The reaction of equivalent quantities of (L)AuCl (L = tetrahydrothiophene, trimethylphosphine, 2,6-xylyl isocyanide or mesityl isocyanide) and KSCN in CH2Cl2–water gave (L)Au(SCN) in excellent yield. The products were formed through Cl ↔ (SCN) anion exchange in the two-phase systems. Crystals of (THT)Au(SCN) contain short inter-ion Au⋯Au contacts (3.006 A) within chain polymers of alternating cations [Au(THT)2]+ and anions [(NCS)2Au]−. The crystal structure of (Me3P)Au(SCN) exhibits dimers based on short Au⋯Au contacts of 3.099 A. The dimers appear to aggregate further by long Au⋯S contacts giving a tetrameric motif.
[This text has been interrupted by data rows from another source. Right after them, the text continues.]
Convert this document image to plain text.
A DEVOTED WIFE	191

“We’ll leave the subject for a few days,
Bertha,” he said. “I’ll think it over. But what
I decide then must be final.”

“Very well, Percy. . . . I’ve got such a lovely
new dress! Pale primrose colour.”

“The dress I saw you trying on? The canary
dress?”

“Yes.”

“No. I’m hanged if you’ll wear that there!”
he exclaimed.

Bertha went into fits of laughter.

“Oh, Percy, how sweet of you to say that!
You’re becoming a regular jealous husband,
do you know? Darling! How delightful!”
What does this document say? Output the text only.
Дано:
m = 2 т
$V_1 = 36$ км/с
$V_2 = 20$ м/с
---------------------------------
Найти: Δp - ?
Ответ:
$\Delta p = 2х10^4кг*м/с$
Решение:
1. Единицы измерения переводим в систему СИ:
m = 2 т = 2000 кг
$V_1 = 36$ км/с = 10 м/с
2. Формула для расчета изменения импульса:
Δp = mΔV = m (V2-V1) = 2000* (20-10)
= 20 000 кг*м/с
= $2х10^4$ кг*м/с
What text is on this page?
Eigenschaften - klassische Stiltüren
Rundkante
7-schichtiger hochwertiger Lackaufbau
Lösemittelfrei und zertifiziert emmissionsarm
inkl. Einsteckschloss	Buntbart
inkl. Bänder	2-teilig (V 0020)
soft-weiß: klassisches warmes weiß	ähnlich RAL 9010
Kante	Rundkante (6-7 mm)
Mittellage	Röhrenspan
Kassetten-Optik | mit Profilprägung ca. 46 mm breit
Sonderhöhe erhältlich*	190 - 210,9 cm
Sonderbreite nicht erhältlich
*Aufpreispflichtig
Molecules of (2,6-Me2C6H3NC)Au(SCN) crystallise as flat, centrosymmetric dimers with long intermolecular Au⋯Au and Au⋯S contacts. Although the general aurophilic motif of (2,4,6-Me3C6H2NC)Au(SCN) is similar to (2,6-Me3C6H3NC)Au(SCN), its structure has two different dimers formed from similar monomers. The crystal structure of 2,6-Me2C6H3NC was also characterised and (consistent with bonding theory of metal isocyanides) exhibited a CN bond which is slightly longer than in the gold(I) complex.